Though most of the 13 points raised by him in the Delhi High Court were incorporated in the constitution, there were four or five points that could have been included.

Published: 05th November 2022 09:04 AM  |   Last Updated: 05th November 2022 09:04 AM   |  A+A-

Indian Olympic Association logo. (Photo | olympic.ind)

Indian Olympic Association logo. (Photo | olympic.ind)

Express News Service

CHENNAI: Senior advocate Rahul Mehra, also the petitioner, is not amused by some of the provisions of the amended IOA Constitution. Though most of the 13 points raised by him in the Delhi High Court were incorporated in the constitution, there were four or five points that could have been included.

“No voting rights to state units, executive council members to be considered as office-bearers and hence tenure and term rule will be applicable to them, these are very big steps,” he said. “However, there are at least a few points I thought where the provisions have been diluted.

“What is good for the parent body should be good across the board,” he said. “Why should only state units follow IOA’s constitution and why not the National Sports Federations, who are the decision-making bodies. They have the votes and the IOA constitution should be applicable right to the state sports federations. Earlier, it was argued that since sports is a state subject, state units cannot be governed by the IOA constitution. But now it can. Even NSFs should follow the IOA constitution, but the amended constitution says they should be in consonance with the international federations. I will raise this objection in court.”

Another point he raised is that he would approach the SC to prevent the IOA general assembly from amending the constitution with two-third majority. “I will request the court not to allow IOA to amend the constitution in the next 12 years or three terms. The India cricket body (BCCI) constitution was not allowed to be altered for 10 years. Here too IOA should not without the permission of the court, otherwise, they will change the constitution after taking office.” He also pointed out that the Delhi High Court had said that the IOA got a lot of opportunities too but they did nothing.

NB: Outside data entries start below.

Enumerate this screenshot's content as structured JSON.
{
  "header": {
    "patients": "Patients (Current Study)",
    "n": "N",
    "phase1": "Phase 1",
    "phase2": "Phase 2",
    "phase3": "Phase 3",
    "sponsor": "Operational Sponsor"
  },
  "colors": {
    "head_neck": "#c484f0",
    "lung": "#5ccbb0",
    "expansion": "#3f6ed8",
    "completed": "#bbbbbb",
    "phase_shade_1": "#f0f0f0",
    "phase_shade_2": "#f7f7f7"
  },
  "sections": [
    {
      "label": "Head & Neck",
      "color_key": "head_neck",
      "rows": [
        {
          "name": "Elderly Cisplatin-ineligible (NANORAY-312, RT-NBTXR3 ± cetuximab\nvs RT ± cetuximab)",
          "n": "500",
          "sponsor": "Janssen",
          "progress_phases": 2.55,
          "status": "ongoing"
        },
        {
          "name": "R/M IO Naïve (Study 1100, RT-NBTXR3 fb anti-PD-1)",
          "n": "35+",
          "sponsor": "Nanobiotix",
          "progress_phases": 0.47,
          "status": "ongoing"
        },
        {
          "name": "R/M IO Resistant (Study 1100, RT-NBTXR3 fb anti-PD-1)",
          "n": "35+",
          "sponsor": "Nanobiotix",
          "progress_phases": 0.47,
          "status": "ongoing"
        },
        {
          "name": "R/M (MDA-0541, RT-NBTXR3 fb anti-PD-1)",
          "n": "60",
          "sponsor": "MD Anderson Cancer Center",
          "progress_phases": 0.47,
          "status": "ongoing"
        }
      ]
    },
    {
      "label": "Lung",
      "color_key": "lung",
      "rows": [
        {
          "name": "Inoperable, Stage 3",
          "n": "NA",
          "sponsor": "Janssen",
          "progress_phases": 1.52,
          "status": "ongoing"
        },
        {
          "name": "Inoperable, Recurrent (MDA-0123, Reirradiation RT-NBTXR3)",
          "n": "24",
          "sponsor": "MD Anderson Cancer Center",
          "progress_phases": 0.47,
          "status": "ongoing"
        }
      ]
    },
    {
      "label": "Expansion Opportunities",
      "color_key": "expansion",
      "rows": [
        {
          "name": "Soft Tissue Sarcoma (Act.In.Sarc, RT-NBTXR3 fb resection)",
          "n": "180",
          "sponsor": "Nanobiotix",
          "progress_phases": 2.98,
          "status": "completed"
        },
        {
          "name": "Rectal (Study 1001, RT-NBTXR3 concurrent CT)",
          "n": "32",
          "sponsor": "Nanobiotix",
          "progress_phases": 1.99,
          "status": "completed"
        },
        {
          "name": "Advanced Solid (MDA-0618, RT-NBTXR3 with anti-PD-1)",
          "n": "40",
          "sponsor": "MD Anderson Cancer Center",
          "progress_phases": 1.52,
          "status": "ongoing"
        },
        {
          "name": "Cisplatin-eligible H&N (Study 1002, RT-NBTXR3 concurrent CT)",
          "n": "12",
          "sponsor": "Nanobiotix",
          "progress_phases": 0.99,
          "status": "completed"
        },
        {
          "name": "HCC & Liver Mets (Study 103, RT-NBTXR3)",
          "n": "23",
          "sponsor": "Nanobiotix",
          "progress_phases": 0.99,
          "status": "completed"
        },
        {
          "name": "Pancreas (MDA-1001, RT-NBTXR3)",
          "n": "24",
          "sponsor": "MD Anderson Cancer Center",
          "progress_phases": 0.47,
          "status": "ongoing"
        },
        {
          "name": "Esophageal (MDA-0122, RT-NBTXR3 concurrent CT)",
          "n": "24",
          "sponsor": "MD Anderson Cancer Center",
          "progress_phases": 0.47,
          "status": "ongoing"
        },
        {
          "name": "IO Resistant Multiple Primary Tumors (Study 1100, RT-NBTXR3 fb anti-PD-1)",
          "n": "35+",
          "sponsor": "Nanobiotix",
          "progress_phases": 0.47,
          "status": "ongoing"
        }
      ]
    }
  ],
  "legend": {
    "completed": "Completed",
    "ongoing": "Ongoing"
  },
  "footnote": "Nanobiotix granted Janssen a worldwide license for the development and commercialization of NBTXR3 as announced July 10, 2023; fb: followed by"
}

Mehra also asked what have players done to not get enough representation in the general assembly. “They have 25 per cent representation in EC, but in general assembly, they just have eight members with voting rights. If the eligible NSFs are counted, there might be some 80 votes, so what was preventing the drafting committee from not raising the number to 20 at least? They could have done that. If they had said that IOC had objections, then don’t have them. Why just have 10 members with voting rights? We must promote sportspersons.”

Mehra also felt that IOA should follow the sports code. According to the draft constitution, “No provisions of national sports code shall be applicable to the IOA if they are in contradiction with the Olympic Charter and this newly adopted Constitution.” Mehra said that they must follow the sports code. “The IOC doesn’t say that they should not follow it. The earlier IOA constitution says it ‘shall be governed in accordance with the IOA Constitution, the Olympic Charter and the law of the land’. It was an IOC-approved constitution then, why should that not be the case this time too.”

He also felt that all the 13 points he had suggested to the Delhi HC to be incorporated should have been part of the constitution.